Тем не менее сторонникам богословия насилия ближе по духу разговор о формальных признаках власти – «правах» Бога. Это позволило им обосновать тезис об абсолютной власти Бога, не ограниченной моральными Его качествами. В данном богословии Бог не только может делать, но и исключительно совершает в этом мире все, включая страдание и зло. Он не может терпеть рядом с Собой никакой другой воли, никакой другой свободы, даже в форме неосуществимого желания.
Так грехопадение Бог не допустил, а причинил, поскольку это демонстрирует Его власть над людьми. Сатана пал с Его не позволения, а принуждения.
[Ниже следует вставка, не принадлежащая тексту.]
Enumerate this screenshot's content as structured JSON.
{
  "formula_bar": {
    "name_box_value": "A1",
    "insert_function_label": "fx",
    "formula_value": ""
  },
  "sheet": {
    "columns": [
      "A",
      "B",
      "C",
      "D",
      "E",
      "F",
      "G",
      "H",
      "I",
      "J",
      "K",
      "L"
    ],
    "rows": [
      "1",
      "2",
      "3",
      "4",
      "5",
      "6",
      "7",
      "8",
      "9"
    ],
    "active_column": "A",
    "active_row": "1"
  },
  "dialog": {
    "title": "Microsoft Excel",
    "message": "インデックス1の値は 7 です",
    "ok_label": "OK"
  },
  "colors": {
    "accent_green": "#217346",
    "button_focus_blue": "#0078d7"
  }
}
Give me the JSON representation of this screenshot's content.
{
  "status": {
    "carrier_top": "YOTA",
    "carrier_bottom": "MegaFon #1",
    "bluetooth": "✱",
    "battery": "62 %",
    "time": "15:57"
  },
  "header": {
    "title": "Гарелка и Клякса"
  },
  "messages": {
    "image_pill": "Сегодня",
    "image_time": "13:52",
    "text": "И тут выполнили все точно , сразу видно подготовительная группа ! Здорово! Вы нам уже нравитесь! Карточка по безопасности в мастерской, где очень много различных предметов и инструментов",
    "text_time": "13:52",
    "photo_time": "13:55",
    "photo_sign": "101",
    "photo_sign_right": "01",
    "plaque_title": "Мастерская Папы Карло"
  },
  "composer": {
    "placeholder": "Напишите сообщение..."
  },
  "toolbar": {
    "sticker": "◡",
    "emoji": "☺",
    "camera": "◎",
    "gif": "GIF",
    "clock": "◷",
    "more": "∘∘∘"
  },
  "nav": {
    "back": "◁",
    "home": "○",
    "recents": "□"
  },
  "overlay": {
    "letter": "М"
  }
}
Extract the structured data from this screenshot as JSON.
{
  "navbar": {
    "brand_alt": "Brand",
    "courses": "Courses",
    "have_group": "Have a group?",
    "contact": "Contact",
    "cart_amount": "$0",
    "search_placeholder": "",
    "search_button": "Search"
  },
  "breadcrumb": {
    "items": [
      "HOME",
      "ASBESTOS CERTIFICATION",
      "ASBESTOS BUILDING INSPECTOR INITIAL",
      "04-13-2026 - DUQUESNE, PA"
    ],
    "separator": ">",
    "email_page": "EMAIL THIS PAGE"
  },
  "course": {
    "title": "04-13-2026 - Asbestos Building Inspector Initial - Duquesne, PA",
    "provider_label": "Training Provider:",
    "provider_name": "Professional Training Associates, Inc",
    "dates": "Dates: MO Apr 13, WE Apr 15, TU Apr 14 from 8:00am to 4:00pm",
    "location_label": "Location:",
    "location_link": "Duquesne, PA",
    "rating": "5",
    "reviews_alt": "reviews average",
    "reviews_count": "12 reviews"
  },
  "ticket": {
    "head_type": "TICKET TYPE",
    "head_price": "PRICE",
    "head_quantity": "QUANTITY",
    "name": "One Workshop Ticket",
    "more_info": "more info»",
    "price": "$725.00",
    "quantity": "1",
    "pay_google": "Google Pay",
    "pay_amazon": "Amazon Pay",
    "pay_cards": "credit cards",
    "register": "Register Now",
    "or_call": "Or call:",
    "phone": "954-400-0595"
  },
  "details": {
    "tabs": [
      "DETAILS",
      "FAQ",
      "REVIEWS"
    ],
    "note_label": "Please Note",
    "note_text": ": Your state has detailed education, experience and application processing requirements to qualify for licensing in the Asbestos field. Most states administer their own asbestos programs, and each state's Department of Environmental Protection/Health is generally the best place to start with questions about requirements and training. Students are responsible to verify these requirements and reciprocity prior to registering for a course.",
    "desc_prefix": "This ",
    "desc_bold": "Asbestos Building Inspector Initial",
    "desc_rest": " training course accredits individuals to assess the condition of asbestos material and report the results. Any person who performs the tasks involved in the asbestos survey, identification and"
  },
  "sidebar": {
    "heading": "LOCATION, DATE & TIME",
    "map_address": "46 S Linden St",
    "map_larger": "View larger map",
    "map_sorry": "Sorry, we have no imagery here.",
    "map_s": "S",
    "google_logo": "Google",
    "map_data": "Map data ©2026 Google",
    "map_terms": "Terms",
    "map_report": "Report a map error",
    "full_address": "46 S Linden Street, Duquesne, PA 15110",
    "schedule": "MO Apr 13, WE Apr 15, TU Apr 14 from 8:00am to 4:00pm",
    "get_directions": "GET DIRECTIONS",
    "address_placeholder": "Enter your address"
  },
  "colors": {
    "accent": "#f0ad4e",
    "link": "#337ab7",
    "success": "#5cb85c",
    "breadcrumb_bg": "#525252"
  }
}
И, наконец, среди всех людей некоторые по Его суверенной воле не смогут избежать погибели. Их грехи здесь не причем, ведь весь вопрос во власти. Разумеется, сторонники богословия насилия не решаются говорить об этом столь откровенно, однако их представление о неотразимости Божьих действий в этом мире не допускает иных выводов.
Возникновение богословия насилия
Впервые, если не брать во внимание силовое насаждения христианства императором Феодосием, данный тип рассуждений появился у средневекового теолога Августина Гиппонского (354-430), кстати, юриста по профессии. Этот африканский епископ выступил с одобрением примененного императором силового подавления еретиков-донатистов. После объявления вне закона донатистов, Августин в 412 году заявил еще нечто странное: насилие в этом мире спасет еретиков от вечного наказания в мире будущем. "Многих нужно призывать к их Господину с помощью розог земных наказаний как дурных рабов и беглых невольников… Почему бы церкви не принудить своих заблудших детей вернуться к ней, коль эти заблудшие дети сами используют силу, чтобы погубить других" (Письмо №185).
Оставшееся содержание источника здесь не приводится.